Today’s Washington Post brings an update on the work being done by the Pentagon to develop artificial intelligence to the point that a drone can be automated in its decision on whether to kill. The article points out that currently, when the CIA is making kill decisions on drone missions, that decision falls to the director, a position recently taken over by retired General David Petraeus. In other words, then, the project appears to be an effort to develop a computer that can replace David Petraeus in decision-making.
Of course, this prospect raises many issues:
The prospect of machines able to perceive, reason and act in unscripted environments presents a challenge to the current understanding of international humanitarian law. The Geneva Conventions require belligerents to use discrimination and proportionality, standards that would demand that machines distinguish among enemy combatants, surrendering troops and civilians.
More potential problems:
Some experts also worry that hostile states or terrorist organizations could hack robotic systems and redirect them. Malfunctions also are a problem: In South Africa in 2007, a semiautonomous cannon fatally shot nine friendly soldiers.
The article notes that in response to issues surrounding the development of autonomy for weapons systems, a group calling itself the International Committee for Robot Arms Control (ICRAC) has been formed. On the ICRAC website, we see this mission statement:
Given the rapid pace of development of military robotics and the pressing dangers that these pose to peace and international security and to civilians in war, we call upon the international community to urgently commence a discussion about an arms control regime to reduce the threat posed by these systems.
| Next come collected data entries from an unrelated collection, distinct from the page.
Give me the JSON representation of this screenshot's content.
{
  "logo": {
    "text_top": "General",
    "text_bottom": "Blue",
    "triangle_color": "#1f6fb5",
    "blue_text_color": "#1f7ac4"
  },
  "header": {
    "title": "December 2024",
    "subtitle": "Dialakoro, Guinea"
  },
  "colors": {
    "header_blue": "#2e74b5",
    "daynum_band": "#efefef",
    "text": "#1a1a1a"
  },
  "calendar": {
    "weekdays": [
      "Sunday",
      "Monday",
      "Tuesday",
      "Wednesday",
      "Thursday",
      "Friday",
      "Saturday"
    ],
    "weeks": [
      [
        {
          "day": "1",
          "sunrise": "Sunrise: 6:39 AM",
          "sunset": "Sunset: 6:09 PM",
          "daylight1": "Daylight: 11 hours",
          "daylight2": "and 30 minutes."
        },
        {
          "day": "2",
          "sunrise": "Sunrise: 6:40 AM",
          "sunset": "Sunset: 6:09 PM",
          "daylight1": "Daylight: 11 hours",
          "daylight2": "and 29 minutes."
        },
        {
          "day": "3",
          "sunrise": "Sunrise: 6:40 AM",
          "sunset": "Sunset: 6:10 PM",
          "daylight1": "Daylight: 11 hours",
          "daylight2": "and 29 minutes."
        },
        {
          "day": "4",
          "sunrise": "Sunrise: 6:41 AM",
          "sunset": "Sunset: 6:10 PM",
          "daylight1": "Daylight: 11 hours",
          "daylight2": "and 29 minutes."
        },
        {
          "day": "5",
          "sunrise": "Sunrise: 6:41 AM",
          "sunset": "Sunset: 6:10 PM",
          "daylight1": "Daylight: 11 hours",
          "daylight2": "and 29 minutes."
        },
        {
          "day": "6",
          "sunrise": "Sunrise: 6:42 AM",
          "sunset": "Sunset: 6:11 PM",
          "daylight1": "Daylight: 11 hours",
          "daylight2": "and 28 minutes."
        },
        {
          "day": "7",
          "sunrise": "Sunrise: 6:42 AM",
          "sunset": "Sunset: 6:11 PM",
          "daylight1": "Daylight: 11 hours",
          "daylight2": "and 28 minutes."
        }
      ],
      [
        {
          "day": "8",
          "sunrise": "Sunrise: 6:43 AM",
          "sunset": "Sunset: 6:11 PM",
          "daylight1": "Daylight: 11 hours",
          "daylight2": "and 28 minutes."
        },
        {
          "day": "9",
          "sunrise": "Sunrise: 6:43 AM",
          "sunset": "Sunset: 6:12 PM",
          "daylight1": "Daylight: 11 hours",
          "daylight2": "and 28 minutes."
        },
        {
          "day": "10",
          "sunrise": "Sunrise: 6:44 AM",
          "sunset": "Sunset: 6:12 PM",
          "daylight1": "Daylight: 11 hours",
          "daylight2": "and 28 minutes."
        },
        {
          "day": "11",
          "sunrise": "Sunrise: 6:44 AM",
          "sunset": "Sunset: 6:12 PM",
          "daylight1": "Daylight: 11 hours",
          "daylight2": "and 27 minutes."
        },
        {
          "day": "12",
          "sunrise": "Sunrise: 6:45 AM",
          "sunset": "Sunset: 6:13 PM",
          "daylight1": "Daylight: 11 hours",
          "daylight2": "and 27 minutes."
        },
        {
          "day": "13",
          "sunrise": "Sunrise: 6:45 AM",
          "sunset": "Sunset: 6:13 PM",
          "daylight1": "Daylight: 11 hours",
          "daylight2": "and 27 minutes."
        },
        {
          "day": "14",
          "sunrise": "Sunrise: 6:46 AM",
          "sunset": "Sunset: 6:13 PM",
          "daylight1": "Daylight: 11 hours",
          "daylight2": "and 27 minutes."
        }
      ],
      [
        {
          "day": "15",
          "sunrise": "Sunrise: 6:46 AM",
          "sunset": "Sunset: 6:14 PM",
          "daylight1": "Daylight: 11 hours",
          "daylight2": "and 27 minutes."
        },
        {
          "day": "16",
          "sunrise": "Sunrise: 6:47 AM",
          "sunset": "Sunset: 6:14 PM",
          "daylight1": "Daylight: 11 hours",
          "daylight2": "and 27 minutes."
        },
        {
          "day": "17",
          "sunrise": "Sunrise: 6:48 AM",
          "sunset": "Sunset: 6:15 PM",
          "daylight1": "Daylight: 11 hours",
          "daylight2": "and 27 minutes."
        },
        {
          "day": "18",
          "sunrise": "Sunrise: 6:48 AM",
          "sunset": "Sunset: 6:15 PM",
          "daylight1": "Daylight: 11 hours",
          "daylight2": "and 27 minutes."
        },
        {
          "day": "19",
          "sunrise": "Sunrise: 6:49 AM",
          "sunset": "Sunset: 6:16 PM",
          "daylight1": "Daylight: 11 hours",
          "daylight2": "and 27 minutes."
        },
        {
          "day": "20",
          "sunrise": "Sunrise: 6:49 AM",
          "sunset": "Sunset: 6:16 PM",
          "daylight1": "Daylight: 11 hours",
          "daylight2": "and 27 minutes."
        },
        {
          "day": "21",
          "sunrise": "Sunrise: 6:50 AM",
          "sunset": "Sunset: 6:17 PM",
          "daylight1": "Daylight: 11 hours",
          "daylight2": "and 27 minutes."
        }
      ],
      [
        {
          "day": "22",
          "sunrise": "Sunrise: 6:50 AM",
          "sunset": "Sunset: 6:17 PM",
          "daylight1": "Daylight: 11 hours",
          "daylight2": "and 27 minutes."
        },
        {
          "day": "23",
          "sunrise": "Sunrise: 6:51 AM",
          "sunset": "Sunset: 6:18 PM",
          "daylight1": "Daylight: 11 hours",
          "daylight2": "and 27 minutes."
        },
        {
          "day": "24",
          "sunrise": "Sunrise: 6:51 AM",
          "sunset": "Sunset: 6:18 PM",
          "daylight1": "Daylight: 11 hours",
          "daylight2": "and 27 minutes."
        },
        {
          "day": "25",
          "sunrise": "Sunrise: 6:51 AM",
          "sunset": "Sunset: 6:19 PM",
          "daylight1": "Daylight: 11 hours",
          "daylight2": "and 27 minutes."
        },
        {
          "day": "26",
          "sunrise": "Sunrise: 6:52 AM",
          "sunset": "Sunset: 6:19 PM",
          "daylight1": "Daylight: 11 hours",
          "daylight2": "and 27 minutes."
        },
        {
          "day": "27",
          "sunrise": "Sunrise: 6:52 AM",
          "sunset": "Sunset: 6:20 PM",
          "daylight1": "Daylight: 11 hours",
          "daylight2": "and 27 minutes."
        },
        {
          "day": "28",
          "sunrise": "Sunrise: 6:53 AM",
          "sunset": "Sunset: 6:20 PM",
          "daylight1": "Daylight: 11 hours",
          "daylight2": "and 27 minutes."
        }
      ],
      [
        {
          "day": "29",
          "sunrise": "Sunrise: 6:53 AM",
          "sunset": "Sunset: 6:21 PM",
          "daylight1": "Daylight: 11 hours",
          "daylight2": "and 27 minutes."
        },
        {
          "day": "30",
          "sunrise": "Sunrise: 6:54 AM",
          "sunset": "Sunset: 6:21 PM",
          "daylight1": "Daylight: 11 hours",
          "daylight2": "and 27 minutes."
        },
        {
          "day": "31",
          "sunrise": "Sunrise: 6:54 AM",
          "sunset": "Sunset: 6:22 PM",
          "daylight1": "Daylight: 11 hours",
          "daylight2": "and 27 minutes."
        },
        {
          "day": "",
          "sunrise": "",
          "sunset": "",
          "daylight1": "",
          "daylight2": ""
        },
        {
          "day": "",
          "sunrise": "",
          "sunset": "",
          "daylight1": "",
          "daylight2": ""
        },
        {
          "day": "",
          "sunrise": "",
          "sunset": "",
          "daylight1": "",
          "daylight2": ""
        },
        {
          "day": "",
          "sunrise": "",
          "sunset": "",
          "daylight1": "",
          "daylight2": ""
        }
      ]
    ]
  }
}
We propose that this discussion should consider the following:
- Their potential to lower the threshold of armed conflict;
- The prohibition of the development, deployment and use of armed autonomous unmanned systems; machines should not be allowed to make the decision to kill people;
- Limitations on the range and weapons carried by “man in the loop” unmanned systems and on their deployment in postures threatening to other states;
- A ban on arming unmanned systems with nuclear weapons;
- The prohibition of the development, deployment and use of robot space weapons.